St. Vincent’s offering additional time for lung screenings on Nov. 12
Published 2:19 pm Monday, October 31, 2022
By Carey Reeder | Staff Writer
Ascension St. Vincent’s Chilton hospital will be offering low-dose lung screenings on Nov. 12 in honor of National Lung Cancer Screening Day. The imaging department, which is usually open Monday-Friday, is opening on that Saturday from 8 a.m. to 1 p.m. in hopes to encourage people who qualify to come get a lung screening.
St. Vincent’s Chilton has accreditation from the American College of Radiology as a lung screening site, and promoters for National Lung Cancer Screening Day made them aware of the promotion.
“We thought it would be a good thing to participate in this,” Alicia Ingram, Ascension St. Vincent’s Chilton radiology department manager, said.
Lung cancer is one of the top three leading cancers (along with breast and colon cancer) that contribute to the most cancer-related deaths each year, according to Dr. Patrick Grant, a radiologist at St. Vincent’s Chilton hospital.
“Lung cancer is another one of those cancers that is typically a slow-growing cancer,” Grant said. “When you develop a successful screening program the goal is to detect these cancers at their smallest and earliest stages, which improves survivability greatly compared to detecting it at late stages where it has become symptomatic.”
Those who qualify for the screenings can have it filed with their insurance provider, but there will be a self-pay rate of $99, if the patient does not have insurance.
Patients must meet a certain criterion in order to be referred by their physician for a screening on Nov. 12. The patient must be a current smoker, a smoker who has quit within the last 15 years or a prior smoker with a 20 pack per year history. (Take the number of packs one smokes per day, and multiply that number by the number of years one has smoked equals one’s pack per year history.) The patient also needs to be aged 50-to-80 and not currently having any symptoms of lung cancer. The American Cancer Society recently lowered the required age from 55-years-old to 50-years-old due to the successfulness of the screenings and to get more people within the age range.

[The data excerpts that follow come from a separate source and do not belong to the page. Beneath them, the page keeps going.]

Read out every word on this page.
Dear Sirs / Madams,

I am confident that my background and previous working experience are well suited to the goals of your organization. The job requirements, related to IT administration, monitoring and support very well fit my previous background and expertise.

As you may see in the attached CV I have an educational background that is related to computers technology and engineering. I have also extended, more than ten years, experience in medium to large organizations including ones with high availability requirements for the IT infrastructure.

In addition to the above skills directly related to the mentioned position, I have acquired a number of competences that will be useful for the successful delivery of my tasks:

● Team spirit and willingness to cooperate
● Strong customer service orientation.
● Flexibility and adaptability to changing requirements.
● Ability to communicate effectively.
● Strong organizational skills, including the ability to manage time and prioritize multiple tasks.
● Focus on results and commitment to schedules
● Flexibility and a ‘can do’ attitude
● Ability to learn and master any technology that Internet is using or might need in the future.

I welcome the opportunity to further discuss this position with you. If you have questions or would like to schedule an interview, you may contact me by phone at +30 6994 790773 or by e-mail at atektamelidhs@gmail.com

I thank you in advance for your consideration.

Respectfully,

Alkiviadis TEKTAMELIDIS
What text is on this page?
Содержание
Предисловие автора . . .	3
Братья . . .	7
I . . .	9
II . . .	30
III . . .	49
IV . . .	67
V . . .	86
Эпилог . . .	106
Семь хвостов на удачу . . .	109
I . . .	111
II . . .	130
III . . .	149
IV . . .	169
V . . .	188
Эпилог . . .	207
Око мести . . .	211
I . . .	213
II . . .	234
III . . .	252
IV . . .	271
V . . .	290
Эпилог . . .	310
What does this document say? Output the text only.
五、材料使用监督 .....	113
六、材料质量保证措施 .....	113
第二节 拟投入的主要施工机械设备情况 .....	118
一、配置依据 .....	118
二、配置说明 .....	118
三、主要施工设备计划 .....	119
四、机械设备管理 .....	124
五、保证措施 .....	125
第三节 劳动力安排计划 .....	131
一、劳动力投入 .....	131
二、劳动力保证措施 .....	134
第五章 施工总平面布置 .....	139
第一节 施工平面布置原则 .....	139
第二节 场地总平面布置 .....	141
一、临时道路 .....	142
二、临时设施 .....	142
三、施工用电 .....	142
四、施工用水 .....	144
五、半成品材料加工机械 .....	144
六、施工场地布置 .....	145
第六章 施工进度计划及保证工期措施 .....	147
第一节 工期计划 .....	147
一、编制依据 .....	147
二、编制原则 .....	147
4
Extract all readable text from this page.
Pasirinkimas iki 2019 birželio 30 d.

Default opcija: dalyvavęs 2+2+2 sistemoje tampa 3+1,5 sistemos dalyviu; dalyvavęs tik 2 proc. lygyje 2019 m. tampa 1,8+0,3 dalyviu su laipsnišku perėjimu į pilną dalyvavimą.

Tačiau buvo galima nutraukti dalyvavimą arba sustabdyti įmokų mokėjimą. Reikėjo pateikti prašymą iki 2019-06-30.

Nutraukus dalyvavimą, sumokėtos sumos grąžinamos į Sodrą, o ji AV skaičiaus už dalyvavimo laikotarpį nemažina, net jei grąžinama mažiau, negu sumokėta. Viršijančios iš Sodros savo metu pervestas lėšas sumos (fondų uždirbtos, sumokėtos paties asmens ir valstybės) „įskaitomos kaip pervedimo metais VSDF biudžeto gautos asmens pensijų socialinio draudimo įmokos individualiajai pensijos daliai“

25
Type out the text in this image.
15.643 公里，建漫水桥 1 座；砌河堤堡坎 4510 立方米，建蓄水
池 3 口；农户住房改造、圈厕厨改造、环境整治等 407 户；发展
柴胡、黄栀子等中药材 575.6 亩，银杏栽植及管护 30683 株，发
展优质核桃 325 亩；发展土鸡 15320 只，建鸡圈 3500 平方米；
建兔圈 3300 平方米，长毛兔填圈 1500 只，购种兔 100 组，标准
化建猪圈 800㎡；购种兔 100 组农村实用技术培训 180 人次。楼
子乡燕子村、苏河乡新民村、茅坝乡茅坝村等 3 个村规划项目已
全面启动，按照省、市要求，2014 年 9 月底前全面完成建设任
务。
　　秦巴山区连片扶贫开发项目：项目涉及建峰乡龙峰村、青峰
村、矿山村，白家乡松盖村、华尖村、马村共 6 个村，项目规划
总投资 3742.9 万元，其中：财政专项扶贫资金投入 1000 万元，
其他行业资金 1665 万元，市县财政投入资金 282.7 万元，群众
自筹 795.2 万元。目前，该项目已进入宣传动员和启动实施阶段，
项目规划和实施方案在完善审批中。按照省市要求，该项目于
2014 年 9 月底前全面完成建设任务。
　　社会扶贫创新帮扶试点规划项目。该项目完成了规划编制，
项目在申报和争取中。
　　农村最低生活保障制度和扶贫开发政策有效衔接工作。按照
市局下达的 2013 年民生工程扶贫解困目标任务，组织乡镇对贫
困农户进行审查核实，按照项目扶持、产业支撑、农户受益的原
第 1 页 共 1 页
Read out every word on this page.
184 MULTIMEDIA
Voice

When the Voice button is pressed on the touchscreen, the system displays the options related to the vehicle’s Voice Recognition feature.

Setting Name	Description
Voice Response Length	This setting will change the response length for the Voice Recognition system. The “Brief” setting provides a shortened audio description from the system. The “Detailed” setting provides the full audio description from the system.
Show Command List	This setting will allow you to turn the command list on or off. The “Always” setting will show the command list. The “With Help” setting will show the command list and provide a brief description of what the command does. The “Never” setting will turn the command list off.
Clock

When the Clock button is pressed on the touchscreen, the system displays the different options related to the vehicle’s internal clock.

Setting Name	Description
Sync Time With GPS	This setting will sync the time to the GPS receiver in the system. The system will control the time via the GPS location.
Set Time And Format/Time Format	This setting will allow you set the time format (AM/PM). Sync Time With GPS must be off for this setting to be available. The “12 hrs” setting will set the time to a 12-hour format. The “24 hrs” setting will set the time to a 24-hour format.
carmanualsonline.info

“Because it is an elevated risk for smokers, this is something that they try to promote to catch that cancer early,” Ingram said. “You have to meet that criteria, and also have a physician’s referral in order to receive the screening.”
Those interested in trying to get a physician’s referral can call 205-258-4500, or patients can call their primary care physician to get a referral, and it can be faxed to St. Vincent’s Chilton.
There is no pain or preparation, such as withholding food, associated with the screening. The screening takes about 10 minutes, and the entire process should take less than 30 minutes to complete, according to Ingram. Patients will lay on a table and go through a cat scan machine, and the amount of radiation is a very low-dose compared to the radiation of a normal cat scan. Patients will receive their results within a couple days of the screening.
Breast cancers and colon cancers have had screenings developed in recent years that have given doctors the ability to catch those cancers in earlier stages. The low-dose lung cancer screening has been in the works and developed for over a decade, according to Grant, and it is beginning to show more favor in detecting the cancer earlier and improving survivability.
The screening program has been available at St. Vincent’s Chilton for a number of years, and Grant has seen the number of patients participating in the screenings increase each year.
“We are seeing really good participation, but we would like everyone who is eligible to participate because it is really effective, and people are having good outcomes,” Grant said.
Ascension St. Vincent’s Chilton offers lung cancer screenings Monday-Friday throughout the calendar year for those who cannot make the special hours on Nov. 12.